Regulatory Watch: Convergence Takes Another Hit

April 15, 2014
FASB’s retreat on lessee accounting is another blow to convergence.   

Strike another blow against converging accounting standards worldwide, and breathe a sigh of relief that more significant changes to multinationals’ current accounting systems and policies and procedures will no longer be necessary.

The Financial Accounting Standard Board (FASB) and the International Accounting Standards Board (IASB) agreed to disagree on the issue of lessee accounting during their meeting March 18 and 19. Both standard setters are moving ahead with putting all leases on the balance sheet—leases’ off-balance-sheet treatment was a factor originally prompting the project—the FASB will retain both operating and financial leases, as is the case with current generally accepted accounting principles (GAAP).

The IASB, instead, will continue down the path of accounting for all leases as financing contracts. The move, if finalized, would require U.S.-based multinationals to translate statutory reporting they perform for foreign subsidiaries under the IASB’s International Financial Reporting Standards (IFRS) to U.S. GAAP for their consolidated financial statements, as they do now.  A shift in the IASB’s direction could have resulted in significant changes to lessee’s accounting systems and policies and procedures.
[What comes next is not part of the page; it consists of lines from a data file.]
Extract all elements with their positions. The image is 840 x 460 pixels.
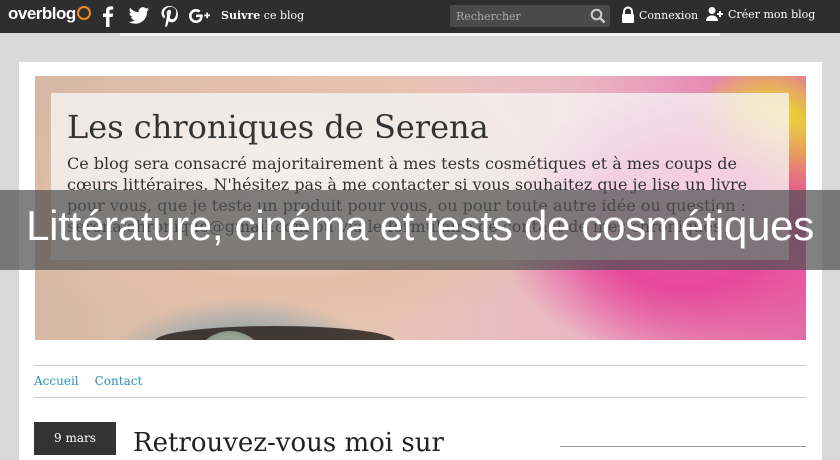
main-nav: Accueil Contact [34, 374, 142, 388]
search-icon[interactable] [590, 8, 606, 24]
top-bar: overblog Suivre ce blog Connexion [0, 0, 840, 33]
logo-ring-icon [76, 6, 91, 20]
google-plus-icon[interactable] [188, 5, 212, 27]
facebook-icon[interactable] [100, 5, 116, 27]
logo-over: over [8, 4, 42, 23]
create-blog-label: Créer mon blog [728, 7, 816, 21]
tagline-text: Littérature, cinéma et tests de cosmétiq… [26, 202, 814, 249]
twitter-icon[interactable] [128, 5, 150, 27]
sidebar-divider [560, 446, 806, 447]
login-link[interactable]: Connexion [621, 6, 698, 24]
search-box [450, 5, 610, 27]
banner-eyelash [155, 326, 395, 340]
logo-blog: blog [41, 4, 76, 23]
user-add-icon [706, 7, 723, 21]
post-title[interactable]: Retrouvez-vous moi sur [133, 428, 444, 458]
follow-bold: Suivre [221, 9, 261, 22]
follow-blog-link[interactable]: Suivre ce blog [221, 9, 304, 22]
nav-item-contact[interactable]: Contact [95, 374, 143, 388]
pinterest-icon[interactable] [160, 5, 178, 27]
login-label: Connexion [639, 8, 699, 22]
follow-rest: ce blog [260, 9, 305, 22]
blog-title[interactable]: Les chroniques de Serena [67, 108, 489, 146]
search-input[interactable] [450, 5, 585, 27]
overblog-logo[interactable]: overblog [8, 4, 91, 24]
create-blog-link[interactable]: Créer mon blog [706, 6, 815, 22]
top-ribbon [120, 33, 720, 36]
lock-icon [622, 6, 634, 23]
post-date-badge: 9 mars [34, 422, 116, 455]
nav-divider-top [34, 365, 806, 366]
nav-item-accueil[interactable]: Accueil [34, 374, 79, 388]
nav-divider-bottom [34, 397, 806, 398]
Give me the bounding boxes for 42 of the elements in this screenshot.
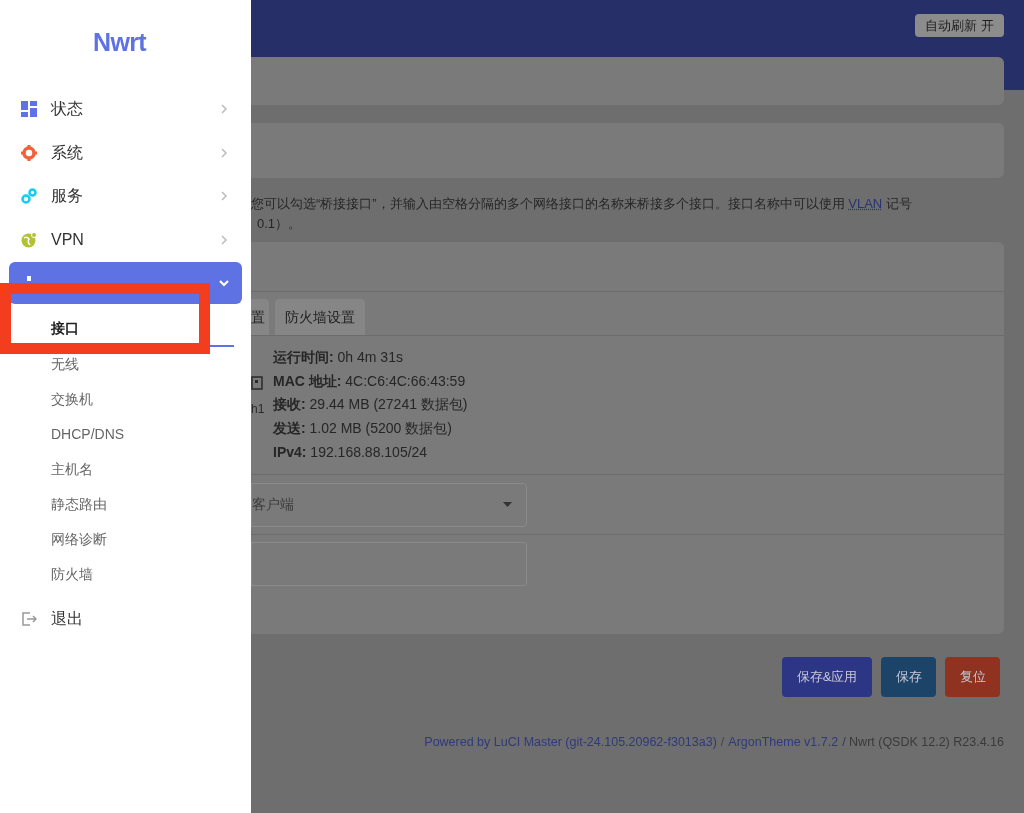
sidebar-item[interactable]: 服务 (9, 175, 242, 217)
logo: Nwrt (92, 27, 148, 58)
status-line: 发送: 1.02 MB (5200 数据包) (273, 419, 453, 439)
tab[interactable]: 防火墙设置 (275, 299, 365, 335)
sidebar-item[interactable]: VPN (9, 218, 242, 261)
chevron-right-icon (219, 234, 229, 245)
gears-icon (21, 188, 37, 204)
sidebar-item[interactable]: 退出 (9, 597, 242, 640)
chevron-right-icon (219, 104, 229, 114)
save-button[interactable]: 保存 (881, 657, 936, 697)
status-line: MAC 地址: 4C:C6:4C:66:43:59 (273, 371, 467, 391)
globe-icon (21, 231, 37, 248)
device-label: h1 (251, 401, 265, 418)
chevron-right-icon (219, 147, 229, 158)
status-line: 接收: 29.44 MB (27241 数据包) (273, 395, 468, 415)
chevron-right-icon (219, 191, 229, 201)
sidebar-item[interactable]: 状态 (9, 88, 242, 130)
submenu-item[interactable]: 网络诊断 (9, 521, 234, 557)
submenu-item[interactable]: 主机名 (9, 451, 234, 487)
sidebar-item[interactable]: 系统 (9, 131, 242, 174)
submenu-item[interactable]: 防火墙 (9, 556, 234, 592)
description-text: 您可以勾选“桥接接口”，并输入由空格分隔的多个网络接口的名称来桥接多个接口。接口名称中可以使用 VLAN 记号 (251, 195, 913, 213)
status-line: IPv4: 192.168.88.105/24 (273, 442, 429, 462)
logout-icon (21, 610, 37, 627)
chevron-down-icon (219, 278, 229, 288)
submenu-item[interactable]: 静态路由 (9, 486, 234, 522)
reset-button[interactable]: 复位 (945, 657, 1000, 697)
submenu-item[interactable]: 交换机 (9, 381, 234, 417)
description-text: 0.1）。 (256, 215, 303, 233)
status-line: 运行时间: 0h 4m 31s (273, 348, 404, 367)
tab[interactable]: 置 (251, 299, 269, 335)
apply-button[interactable]: 保存&应用 (782, 657, 872, 697)
caret-icon (503, 502, 512, 507)
port-icon (251, 376, 263, 390)
submenu-item[interactable]: DHCP/DNS (9, 416, 234, 452)
auto-refresh-button[interactable]: 自动刷新 开 (915, 14, 1004, 37)
gear-icon (21, 144, 37, 161)
separator-text: / (720, 734, 725, 751)
submenu-item[interactable]: 接口 (9, 311, 234, 347)
input-field[interactable] (251, 542, 527, 586)
dashboard-icon (21, 101, 37, 117)
submenu-item[interactable]: 无线 (9, 346, 234, 382)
Robert O’Brien, Partner and Vice Chairman, U.S. Real Estate Services Leader, Deloitte & Touche, noted that the optimism when the standard setters initiated their convergence efforts in 2007 has faded, as they dug into the details and reality set in.

In a February 19 meeting, the FASB narrowed the scope of a proposed insurance standard so that its impact is limited to insurance companies, while the IASB’s version would include transactions by non-insurance companies that have insurance-like components. In January, the FASB said it was no longer pursuing convergence for the classification measurement and impairment portions of the financial instruments project.  
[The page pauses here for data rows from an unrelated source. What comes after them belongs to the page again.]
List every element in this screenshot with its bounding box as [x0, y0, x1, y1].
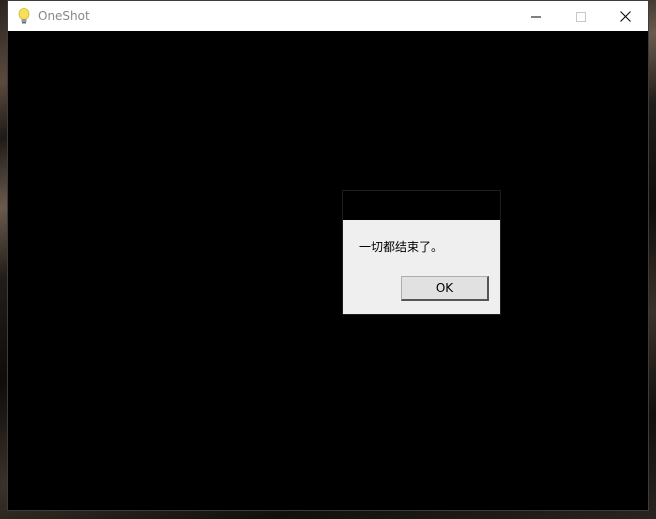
app-window: OneShot 一切都结束了。 OK	[7, 0, 649, 511]
game-viewport[interactable]: 一切都结束了。 OK	[8, 31, 648, 510]
maximize-button[interactable]	[558, 1, 603, 31]
minimize-icon	[530, 7, 541, 26]
window-title: OneShot	[38, 9, 90, 23]
ok-button[interactable]: OK	[401, 276, 489, 301]
dialog-message: 一切都结束了。	[359, 240, 444, 254]
close-button[interactable]	[603, 1, 648, 31]
maximize-icon	[575, 7, 586, 26]
minimize-button[interactable]	[513, 1, 558, 31]
close-icon	[620, 7, 631, 26]
window-controls	[513, 1, 648, 31]
lightbulb-icon	[17, 7, 31, 25]
window-titlebar[interactable]: OneShot	[8, 1, 648, 31]
dialog-titlebar[interactable]	[343, 191, 500, 220]
message-dialog: 一切都结束了。 OK	[342, 190, 501, 315]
“The FASB is going clarify current accounting and make some modifications, but ultimately it’s not moving far away from the existing U.S. GAAP, while the IASB is moving further away from current IFRS,” Mr. O’Brien said.

Mr. O’Brien added that one of the few projects he anticipated seeing convergence centered around revenue recognition. The FASB and IASB announced in early 2013 that they had agreed on a converged standard and that a final version would be issued in the first part of this year.
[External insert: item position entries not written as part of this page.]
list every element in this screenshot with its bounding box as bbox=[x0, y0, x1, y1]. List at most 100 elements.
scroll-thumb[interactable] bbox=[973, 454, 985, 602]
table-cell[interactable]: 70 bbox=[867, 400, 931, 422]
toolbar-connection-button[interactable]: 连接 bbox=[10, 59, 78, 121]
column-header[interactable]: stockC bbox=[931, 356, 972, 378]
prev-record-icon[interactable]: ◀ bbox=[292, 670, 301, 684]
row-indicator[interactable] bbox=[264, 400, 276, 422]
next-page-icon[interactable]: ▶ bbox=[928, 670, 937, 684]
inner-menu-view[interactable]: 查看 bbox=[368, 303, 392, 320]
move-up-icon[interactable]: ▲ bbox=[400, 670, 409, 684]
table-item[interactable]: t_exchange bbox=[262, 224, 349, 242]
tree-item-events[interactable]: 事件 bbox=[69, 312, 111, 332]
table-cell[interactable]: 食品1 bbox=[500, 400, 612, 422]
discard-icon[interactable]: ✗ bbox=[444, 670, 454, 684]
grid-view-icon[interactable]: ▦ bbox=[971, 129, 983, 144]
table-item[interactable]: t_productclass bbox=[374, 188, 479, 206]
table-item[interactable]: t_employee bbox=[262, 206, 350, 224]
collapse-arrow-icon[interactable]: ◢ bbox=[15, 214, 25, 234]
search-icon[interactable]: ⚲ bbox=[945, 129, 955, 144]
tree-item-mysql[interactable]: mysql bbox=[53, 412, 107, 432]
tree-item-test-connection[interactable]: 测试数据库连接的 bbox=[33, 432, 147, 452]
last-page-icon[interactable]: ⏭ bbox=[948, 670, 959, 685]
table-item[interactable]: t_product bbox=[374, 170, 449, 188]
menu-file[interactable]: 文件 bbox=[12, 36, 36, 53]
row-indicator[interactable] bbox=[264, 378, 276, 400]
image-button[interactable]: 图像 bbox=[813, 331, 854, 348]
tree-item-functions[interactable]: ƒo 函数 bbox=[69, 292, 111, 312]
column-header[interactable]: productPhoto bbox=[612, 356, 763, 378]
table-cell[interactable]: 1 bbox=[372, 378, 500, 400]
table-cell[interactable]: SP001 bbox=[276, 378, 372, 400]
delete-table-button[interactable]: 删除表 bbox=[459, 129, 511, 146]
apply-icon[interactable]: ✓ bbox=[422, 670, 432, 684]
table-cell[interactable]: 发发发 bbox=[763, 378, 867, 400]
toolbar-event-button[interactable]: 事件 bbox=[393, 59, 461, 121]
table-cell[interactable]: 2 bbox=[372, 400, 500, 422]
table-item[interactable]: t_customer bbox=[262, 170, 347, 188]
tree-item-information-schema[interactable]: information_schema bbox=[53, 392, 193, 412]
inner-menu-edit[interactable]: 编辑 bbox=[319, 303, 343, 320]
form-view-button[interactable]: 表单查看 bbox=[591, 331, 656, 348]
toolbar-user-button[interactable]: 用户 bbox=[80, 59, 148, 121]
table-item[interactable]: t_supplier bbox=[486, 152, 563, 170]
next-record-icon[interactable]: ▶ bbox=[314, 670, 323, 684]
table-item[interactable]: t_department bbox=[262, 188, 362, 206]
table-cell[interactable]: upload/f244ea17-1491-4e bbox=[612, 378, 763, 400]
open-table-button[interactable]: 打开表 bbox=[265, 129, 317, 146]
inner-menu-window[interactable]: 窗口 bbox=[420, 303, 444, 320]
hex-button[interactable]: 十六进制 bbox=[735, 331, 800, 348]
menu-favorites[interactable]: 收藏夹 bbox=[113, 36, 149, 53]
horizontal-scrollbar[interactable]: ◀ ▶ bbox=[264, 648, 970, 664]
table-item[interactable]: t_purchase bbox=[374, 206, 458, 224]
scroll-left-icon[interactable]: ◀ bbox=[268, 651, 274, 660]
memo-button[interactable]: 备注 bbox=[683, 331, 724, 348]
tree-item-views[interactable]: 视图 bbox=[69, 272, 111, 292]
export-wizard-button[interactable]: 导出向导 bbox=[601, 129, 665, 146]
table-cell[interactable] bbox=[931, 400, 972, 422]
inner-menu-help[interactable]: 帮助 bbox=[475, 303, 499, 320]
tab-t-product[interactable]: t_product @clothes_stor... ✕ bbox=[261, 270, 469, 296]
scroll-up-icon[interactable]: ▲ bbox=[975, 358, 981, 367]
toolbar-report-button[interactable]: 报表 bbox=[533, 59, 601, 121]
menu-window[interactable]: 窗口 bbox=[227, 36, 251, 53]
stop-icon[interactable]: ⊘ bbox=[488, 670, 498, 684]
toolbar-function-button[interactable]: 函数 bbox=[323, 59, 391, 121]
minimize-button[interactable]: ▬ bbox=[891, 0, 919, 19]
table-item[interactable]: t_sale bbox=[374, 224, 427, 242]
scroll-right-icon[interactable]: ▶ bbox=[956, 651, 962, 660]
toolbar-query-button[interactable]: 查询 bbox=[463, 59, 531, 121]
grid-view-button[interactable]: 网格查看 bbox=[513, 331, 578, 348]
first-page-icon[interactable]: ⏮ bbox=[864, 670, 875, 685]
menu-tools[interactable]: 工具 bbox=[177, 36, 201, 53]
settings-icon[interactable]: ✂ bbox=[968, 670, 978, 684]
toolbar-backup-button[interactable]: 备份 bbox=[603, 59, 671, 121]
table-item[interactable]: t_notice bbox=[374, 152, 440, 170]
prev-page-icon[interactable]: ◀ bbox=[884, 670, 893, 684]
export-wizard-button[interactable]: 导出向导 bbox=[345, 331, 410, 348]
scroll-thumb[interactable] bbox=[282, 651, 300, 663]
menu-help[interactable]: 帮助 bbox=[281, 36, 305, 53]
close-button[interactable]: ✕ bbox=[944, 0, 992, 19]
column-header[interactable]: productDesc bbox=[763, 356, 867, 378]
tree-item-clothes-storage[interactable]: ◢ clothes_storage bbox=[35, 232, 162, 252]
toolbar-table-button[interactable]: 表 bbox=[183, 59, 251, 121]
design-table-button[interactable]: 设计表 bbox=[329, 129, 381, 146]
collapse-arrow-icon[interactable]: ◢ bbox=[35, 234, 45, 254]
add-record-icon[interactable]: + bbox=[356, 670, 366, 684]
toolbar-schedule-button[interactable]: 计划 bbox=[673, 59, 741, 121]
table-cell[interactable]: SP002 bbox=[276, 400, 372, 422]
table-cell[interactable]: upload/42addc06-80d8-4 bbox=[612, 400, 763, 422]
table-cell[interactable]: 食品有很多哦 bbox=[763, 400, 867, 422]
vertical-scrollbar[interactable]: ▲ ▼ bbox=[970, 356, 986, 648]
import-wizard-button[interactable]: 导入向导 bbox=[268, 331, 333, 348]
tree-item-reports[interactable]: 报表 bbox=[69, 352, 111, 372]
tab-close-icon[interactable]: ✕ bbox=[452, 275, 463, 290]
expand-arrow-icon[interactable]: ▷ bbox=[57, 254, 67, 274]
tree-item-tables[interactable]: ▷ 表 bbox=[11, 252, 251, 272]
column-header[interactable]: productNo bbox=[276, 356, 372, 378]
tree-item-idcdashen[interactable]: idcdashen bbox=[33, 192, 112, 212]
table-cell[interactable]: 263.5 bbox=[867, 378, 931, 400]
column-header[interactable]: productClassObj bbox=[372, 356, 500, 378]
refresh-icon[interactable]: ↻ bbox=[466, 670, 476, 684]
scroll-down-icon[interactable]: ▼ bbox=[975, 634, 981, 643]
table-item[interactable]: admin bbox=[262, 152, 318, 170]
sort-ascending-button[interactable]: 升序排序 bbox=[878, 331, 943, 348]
In terms of lease accounting, FASB issued its first exposure draft in 2010, and after receiving significant push back from industry participants issued a revised version last May. The two boards agreed to capitalize leases, putting them on the balance sheet, to address concerns that lessees’ were not accurately reflecting their liabilities in the financial statements.

However, FASB decided at the March meeting to pursue an approach similar to current accounting, in which two categories of leases are recognized. Assets with significant residual value at the end of the term are categorized as operating leases and the expense associated with the lease is recognized in equal increments throughout the life of the lease. That approach tends to sync better with current U.S. commercial law and tax law for those types of transactions, when the expense if more akin to a rent.

Financing leases typically are used when the lease is essentially financing the purchase of the asset and there is little to no residual value when it expires; for example, leasing a car for the entire life of the vehicle. The IASB decided to pursue accounting for all leases in that fashion, where the lease expense is recognized more like the interest expense on a loan, and the interest is higher early in the loan when there’s more principal.

“When you view the lease as a right to use an asset for some period of time, and then that asset goes back to the owner and still has significant value, it raises the question ‘Why should the rent expense be dramatically different in year one compared to year 10?’” O’Brien said.